Risk factors for poor/uncertain benefit from VA-ECMO as BTR in COVID-19 infection
| Risk factor |
| Older age |
| Sepsis |
| Mixed or predominantly vasodilatory shock |
| Prothrombotic state or coagulopathy |
| Concomitant severe ARDS |
| Multiorgan failure |
| High-risk prognostic score (SOFA, SAVE) |
ARDS, acute respiratory distress syndrome; BTR, bridge to recovery; SAVE, Survival after Veno-arterial ECMO; SOFA, Sequential Organ Failure Assessment; VA-ECMO, venoarterial extracorporeal membrane oxygenation.

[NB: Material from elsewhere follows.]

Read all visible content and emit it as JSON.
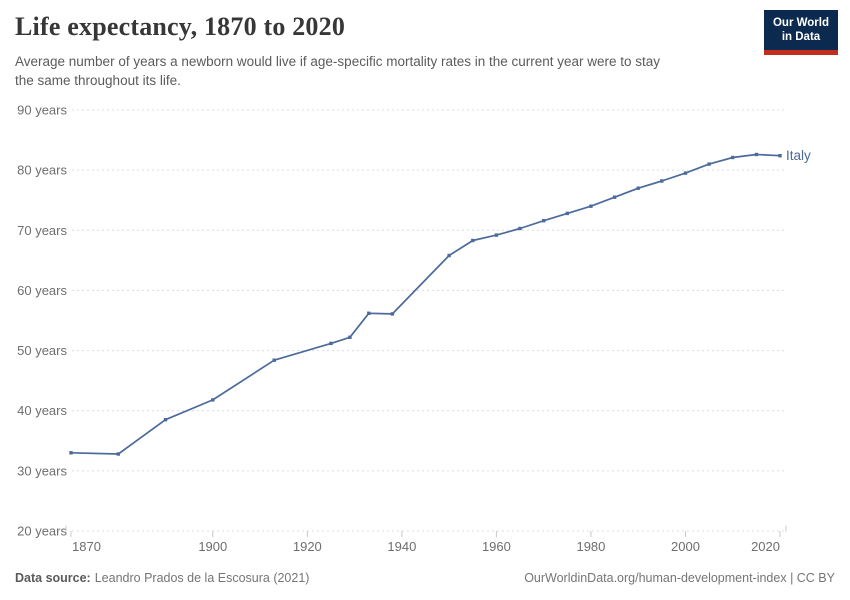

Additional considerations and proposed recommendations for VA-ECMO during the COVID-19 pandemic
| Category | Recommendations |
|---|---|
| Ethical considerations for resource allocation | ECMO should be provided only if institutional resource constraints allow for it. Sickest first Youngest first Greatest perceived benefit Fewest/no comorbidities Healthcare workers |
| Patient selection, timing, and management | Determined by standard societal (ELSO, CCS, WHO) and institutional protocols Case-by-case discussion with interdisciplinary heart team Usual patient selection criteria as for patients without COVID-19 Standard administration, monitoring (eg, POCUS, hematologic parameters) and management of complications Standard adjunctive therapies (eg, lung protective ventilation, CRRT) |
| Environmental and infection control precautions | Determined by standard institutional protocols: Patients on ECMO should be in negative pressure isolation rooms when possible N95 masks for aerosol-generating medical procedures only Droplet-contact precautions otherwise including during cannulation and routine rounding |
| Handling of ECMO equipment | All ECMO equipment should be used and disposed of according to local institutional and infection control policies with attention to practicing strict decontamination. |
| VA-ECMO during E-CPR | E-CPR should be performed only at experienced institutions (depending on local policy, perceived risk-to-benefit ratio, and availability of resources) because the uncontrolled environment of cardiac arrest can pose significant risk of cross-contamination and transmitting infection. |
CCS, Canadian Cardiovascular Society; CRRT, continuous renal replacement therapy; ECMO, extracorporeal membrane oxygenation; E-CPR, extracorporeal membrane oxygenation during cardiopulmonary resuscitation; ELSO, Extracorporeal Life Support Organization; POCUS, point-of-care ultrasound; VA-ECMO, venoarterial ECMO; WHO, World Health Organization.